REMcG
2-25-00
We want to have the HDF-5 DTD provide the ability to include data from the HDF-5 file in the XML. Scalars and strings are simple to support. We need to consider what we would like to do with structured data, including multidimensional arrays and tables (compound data types). To help this consideration, we are looking at existing proposals which we can borrow from or reuse.
The Astronomy community has been developing standards for exchanging information about datasets with XML. This is a broad activity, but one part of it has concerned the delivery of data via XML, especially tables. There is a pretty good page on this overall activity at the ADC (http://pioneer.gsfc.nasa.gov/public/xml/) and our local effort (Astronomy Markup Language) is at: http://monet.astro.uiuc.edu/~dguillau/these/.
We have already noted one of these proposals, XSIL. This note calls attention to a second proposal, from Ed Shaya of NASA Goddard Astrophysical Data Center, which he calls XDF (eXtensible Data Format). From what I read, this seems to be a superset of what XSIL does, in the sense that you can express everything in XSIL as a special case of XDF. I think XDF includes much of what we need for HDF. (XDF seems to have considerable support among data centers and seems to be 'blessed' as a good thing by Damien Guillaume of Project 30.)
My proposal is that we examine XDF as a good example. We may want to:
XDF will look extremely familiar. The white paper discusses a general model of data that is extremely similar to HDF-5 and other contemporary models.
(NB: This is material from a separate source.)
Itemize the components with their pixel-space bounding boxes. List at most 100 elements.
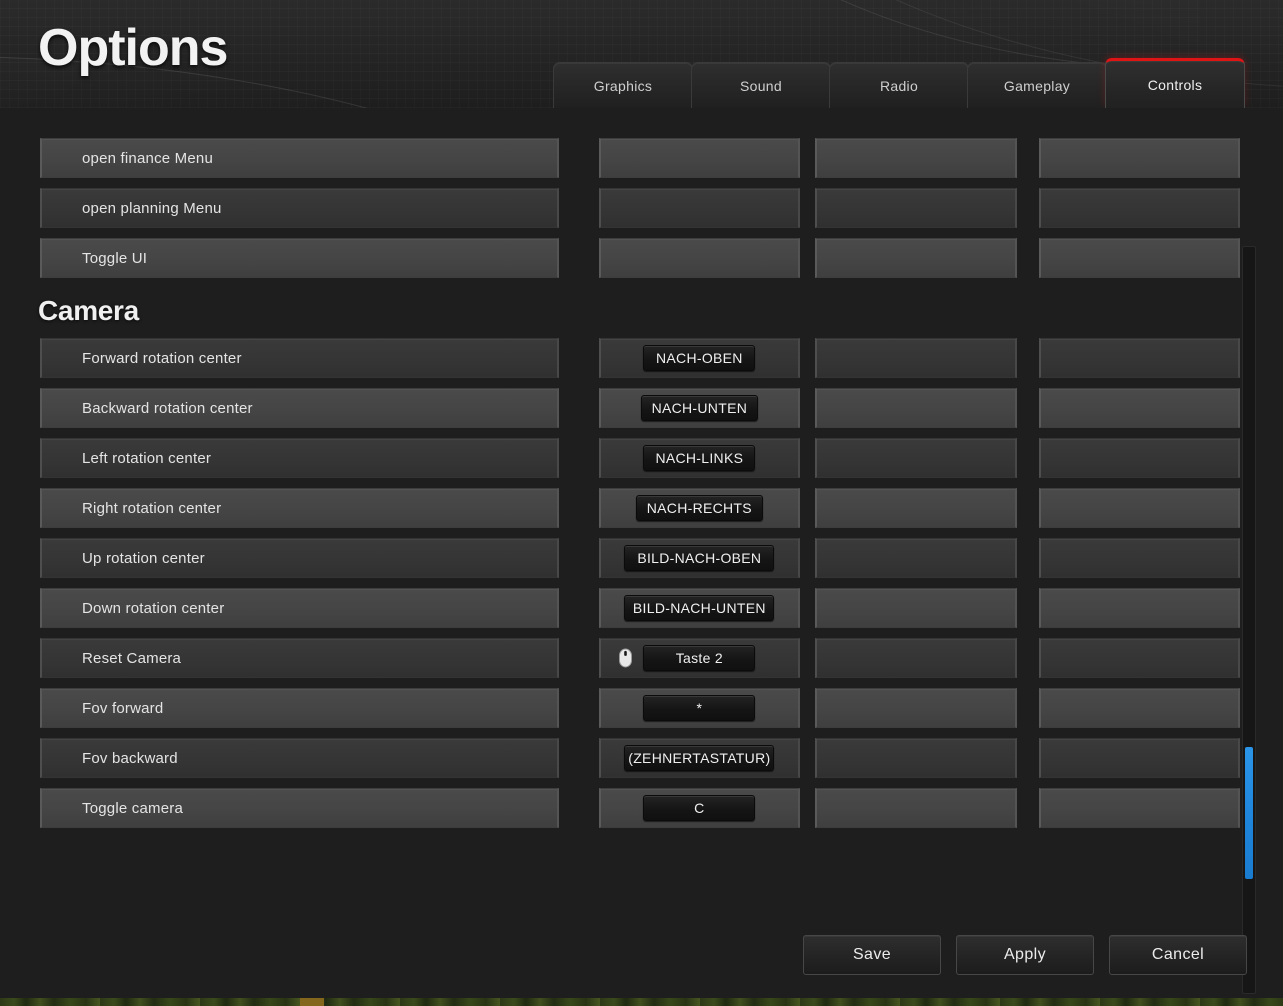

I have not made a detailed mapping, but it seems clear that there is a substantial overlap between the data objects in HDF 5 and XDF's objects, even without extensions to XDF.
Basically, XDF provides tags for the dimensions of a dataspace, and attributes for data types. It can describe tabular records (compound data types). It has some ideas about including data pointers within this kind of scheme. I.e., you can do a hybrid, putting in tags for rows and columns, but then point to the content of the row in an external location.
XDF is fairly well explained. The main Web page is at:
http://tarantella.gsfc.nasa.gov/xml/
Here are some key documents. In each case, I give the official URL and have made a local copy as well.
The best place to start is the "White Paper":
[http://tarantella.gsfc.nasa.gov/xml/XDFwhite.txt]
[local copy]
The DTD itself is at:
[http://tarantella.gsfc.nasa.gov/xml/XDF_DTD.txt]
[local copy]
(This DTD is, in my opinion, a classic example of how "lots of comments"
does not equal "convey more useful information to the reader".)
An alternative view of the DTD is given in a tree diagram:
[http://tarantella.gsfc.nasa.gov/xml/XDFhtml/DTD-TREE.html]
[local copy]
There is an example XML document, marking up a dataset:
[http://tarantella.gsfc.nasa.gov/xml/XDFhtml/DTD-TREE.html]
[local copy]
Please look at this and think about whether and what we might want to use of it. Also please prepare whatever other ideas you have about marking up data in XML.